The Te Rapa Gateway Industrial Park stretches from Wairere Drive to Ruffell Rd, running alongside the Waikato Expressway.
Construction of a building for Norman's Transport & Storage began last month. More projects should follow later this year.
"It's quite exciting for us to see something coming out of the ground," said Radley Clarke, Te Rapa Gateway's sales and marketing co-ordinator.
The park is comprised of two blocks of land, the north and south precincts.
Norman's occupies a 1.3-hectare lot in the south precinct, which is owned by a group of investors.
The north precinct is owned by Porter Group, which will be moving its headquarters from Te Rapa Rd to a 15ha site in the industrial park.
Mainfreight will also build a transport and storage hub in the north precinct, and Hynds will build a depot on a 8000 square metre site in the south precinct.
"We're hoping to attract a good cross-section of businesses," said Clarke.
"We are dealing with a number of national companies who are expressing interest in the site."
The south precinct has 92 sites, 29 of which are ready for building.
Five sites have already been sold.
The park has a council-approved comprehensive development plan, which means industrial activities are automatically consented.
Clarke said the sites have been mapped out, but boundaries can be moved or titles combined if required for the buyer.
A main advantage of the park is its location with access from the expressway and proximity to the Base and residential areas, he said.
A new road, Arthur Porter Drive, runs through the subdivision, and Clarke said it could also benefit from a proposed public transport hub on the other side of Tasman Rd.

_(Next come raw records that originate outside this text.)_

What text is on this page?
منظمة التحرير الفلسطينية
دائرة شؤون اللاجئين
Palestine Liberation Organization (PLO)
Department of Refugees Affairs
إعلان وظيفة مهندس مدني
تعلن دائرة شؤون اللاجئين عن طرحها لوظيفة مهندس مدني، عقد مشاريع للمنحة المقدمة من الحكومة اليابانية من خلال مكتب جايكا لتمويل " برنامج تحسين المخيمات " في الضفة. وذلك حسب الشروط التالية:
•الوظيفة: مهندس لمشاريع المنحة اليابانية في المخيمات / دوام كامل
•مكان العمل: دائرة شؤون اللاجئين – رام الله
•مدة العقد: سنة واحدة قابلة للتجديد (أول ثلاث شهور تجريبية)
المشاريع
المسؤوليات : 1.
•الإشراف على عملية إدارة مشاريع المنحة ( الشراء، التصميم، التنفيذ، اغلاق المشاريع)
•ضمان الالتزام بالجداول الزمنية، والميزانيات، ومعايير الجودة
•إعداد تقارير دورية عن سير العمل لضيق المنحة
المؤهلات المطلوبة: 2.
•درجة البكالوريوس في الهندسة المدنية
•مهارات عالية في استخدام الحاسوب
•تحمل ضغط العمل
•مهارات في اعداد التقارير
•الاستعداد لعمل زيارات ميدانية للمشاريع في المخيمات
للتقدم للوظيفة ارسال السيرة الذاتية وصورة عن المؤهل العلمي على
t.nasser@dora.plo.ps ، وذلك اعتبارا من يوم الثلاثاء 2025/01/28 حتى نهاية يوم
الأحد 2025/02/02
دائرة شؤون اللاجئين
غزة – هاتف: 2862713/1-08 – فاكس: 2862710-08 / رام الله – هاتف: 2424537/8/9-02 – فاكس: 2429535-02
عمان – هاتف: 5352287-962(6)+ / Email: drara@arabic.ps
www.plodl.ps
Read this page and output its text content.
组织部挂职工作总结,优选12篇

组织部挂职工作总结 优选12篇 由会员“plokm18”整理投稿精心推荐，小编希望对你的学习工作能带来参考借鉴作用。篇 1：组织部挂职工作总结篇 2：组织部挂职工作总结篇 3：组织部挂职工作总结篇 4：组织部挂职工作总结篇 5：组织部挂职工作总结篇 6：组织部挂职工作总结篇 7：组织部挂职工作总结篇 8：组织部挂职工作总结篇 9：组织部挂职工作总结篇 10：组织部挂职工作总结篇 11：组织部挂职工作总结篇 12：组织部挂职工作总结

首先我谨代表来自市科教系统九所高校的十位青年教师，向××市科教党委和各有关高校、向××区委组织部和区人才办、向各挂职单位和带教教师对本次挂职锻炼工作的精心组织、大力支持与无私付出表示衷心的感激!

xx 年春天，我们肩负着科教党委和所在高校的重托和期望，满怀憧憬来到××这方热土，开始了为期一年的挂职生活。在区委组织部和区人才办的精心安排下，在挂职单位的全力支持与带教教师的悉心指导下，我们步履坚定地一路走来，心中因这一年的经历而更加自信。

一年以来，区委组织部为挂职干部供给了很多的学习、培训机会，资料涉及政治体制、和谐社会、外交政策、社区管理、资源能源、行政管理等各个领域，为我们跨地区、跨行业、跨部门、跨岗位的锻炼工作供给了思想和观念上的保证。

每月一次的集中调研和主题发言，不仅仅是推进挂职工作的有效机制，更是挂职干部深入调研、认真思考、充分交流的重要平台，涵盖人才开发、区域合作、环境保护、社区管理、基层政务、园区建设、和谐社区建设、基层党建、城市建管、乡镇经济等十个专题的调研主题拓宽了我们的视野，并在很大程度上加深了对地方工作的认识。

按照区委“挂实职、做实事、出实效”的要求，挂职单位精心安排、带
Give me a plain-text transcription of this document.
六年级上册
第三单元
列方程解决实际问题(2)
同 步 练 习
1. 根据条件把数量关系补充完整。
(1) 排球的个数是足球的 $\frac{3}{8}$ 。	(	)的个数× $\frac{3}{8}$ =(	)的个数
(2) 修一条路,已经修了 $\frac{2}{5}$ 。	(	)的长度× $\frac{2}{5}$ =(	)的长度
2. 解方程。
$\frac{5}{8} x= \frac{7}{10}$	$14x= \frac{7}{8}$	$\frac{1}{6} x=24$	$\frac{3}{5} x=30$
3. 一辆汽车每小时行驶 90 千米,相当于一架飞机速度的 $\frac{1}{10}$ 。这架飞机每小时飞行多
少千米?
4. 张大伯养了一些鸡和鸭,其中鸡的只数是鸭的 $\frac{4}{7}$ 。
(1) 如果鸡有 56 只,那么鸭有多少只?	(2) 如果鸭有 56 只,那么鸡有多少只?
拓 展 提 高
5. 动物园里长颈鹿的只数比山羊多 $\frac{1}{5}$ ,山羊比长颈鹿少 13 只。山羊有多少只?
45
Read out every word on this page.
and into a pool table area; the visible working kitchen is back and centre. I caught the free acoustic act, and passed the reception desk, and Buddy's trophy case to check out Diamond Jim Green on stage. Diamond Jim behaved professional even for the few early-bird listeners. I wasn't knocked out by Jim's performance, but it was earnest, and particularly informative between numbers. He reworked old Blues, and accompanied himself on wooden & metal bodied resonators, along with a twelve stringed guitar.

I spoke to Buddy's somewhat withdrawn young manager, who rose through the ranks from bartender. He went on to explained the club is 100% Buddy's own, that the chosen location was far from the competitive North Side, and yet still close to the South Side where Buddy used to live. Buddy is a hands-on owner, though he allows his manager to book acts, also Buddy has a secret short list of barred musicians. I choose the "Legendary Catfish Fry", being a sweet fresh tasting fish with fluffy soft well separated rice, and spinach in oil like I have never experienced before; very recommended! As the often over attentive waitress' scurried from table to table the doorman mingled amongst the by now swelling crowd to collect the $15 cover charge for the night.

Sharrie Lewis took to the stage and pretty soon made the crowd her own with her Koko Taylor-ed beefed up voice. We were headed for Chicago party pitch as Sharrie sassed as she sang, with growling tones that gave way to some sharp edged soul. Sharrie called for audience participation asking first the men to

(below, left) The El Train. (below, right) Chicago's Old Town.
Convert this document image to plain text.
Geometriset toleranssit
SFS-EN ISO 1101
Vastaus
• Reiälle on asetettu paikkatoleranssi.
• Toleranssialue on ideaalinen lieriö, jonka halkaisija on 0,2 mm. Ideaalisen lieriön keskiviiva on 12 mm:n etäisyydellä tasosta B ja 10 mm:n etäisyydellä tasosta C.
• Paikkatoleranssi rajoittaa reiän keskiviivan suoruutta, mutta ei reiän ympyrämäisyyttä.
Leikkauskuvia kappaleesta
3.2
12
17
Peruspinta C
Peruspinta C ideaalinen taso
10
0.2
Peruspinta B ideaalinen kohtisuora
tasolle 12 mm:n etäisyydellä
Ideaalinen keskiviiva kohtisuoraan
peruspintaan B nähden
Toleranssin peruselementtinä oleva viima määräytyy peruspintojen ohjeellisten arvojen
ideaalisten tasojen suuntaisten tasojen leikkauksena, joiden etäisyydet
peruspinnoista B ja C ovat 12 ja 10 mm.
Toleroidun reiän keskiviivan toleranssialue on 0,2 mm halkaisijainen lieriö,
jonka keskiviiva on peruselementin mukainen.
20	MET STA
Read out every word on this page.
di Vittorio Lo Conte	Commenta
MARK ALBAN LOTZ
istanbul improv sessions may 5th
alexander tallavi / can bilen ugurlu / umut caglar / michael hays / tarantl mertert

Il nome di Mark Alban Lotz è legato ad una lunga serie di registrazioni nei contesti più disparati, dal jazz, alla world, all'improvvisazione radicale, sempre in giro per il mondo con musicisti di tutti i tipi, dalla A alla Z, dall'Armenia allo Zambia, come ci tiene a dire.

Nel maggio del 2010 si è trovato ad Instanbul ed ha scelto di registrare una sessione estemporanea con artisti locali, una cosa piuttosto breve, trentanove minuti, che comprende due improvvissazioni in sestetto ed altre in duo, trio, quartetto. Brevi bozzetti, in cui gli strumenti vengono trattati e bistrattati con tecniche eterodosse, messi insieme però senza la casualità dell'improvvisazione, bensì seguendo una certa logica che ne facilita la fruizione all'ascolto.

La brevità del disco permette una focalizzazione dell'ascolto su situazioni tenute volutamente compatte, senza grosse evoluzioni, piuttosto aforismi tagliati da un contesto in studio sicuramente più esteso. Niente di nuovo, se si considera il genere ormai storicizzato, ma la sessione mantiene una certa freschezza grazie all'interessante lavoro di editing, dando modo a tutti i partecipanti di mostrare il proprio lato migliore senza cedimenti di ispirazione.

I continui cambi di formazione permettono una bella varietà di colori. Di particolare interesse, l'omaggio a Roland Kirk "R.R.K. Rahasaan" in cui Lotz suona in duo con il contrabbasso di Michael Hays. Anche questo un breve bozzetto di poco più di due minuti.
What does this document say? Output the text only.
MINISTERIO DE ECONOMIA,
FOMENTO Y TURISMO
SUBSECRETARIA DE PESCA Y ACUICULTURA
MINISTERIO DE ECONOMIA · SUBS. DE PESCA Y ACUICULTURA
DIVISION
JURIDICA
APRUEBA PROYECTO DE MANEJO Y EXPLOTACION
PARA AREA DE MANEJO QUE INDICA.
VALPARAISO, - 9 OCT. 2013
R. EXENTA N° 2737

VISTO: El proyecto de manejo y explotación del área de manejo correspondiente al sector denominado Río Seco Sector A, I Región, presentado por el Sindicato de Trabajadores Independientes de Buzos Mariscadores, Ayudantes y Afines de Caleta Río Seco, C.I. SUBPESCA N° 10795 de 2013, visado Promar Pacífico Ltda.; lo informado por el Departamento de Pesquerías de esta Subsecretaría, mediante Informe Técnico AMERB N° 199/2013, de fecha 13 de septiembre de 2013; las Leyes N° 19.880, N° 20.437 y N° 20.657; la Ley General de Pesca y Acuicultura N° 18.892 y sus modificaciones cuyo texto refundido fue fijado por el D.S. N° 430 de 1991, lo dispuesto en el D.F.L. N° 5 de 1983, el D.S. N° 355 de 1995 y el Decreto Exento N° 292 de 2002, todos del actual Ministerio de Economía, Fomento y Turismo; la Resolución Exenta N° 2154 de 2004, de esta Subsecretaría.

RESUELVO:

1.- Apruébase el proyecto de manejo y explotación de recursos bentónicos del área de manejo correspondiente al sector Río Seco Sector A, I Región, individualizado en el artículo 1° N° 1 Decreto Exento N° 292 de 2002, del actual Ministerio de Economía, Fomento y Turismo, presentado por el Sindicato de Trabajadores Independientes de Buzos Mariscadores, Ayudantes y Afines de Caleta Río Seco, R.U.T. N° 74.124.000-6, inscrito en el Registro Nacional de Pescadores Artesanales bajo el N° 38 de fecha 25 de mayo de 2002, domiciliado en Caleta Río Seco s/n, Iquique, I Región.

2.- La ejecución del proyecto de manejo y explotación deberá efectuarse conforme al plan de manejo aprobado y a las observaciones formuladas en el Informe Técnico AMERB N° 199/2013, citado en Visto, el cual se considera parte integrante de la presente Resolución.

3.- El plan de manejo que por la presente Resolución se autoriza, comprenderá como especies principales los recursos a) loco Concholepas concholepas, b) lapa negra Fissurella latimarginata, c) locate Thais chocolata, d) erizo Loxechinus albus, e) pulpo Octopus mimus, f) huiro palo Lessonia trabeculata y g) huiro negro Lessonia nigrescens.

"People who are working in our subdivision will have good access to public transport, which is pretty important."
The park will have a rail siding, and Clarke said KiwiRail had confirmed there was a possibility to provide two more rail sidings.
Clarke said Te Rapa Gateway was doing its part for the environment.
One initiative is the park's own stormwater treatment system. All water goes into vegetated swales where the dust and dirt settles down. Overflow goes into two "treatment wetlands", then eventually overflows into the Hamilton stormwater system.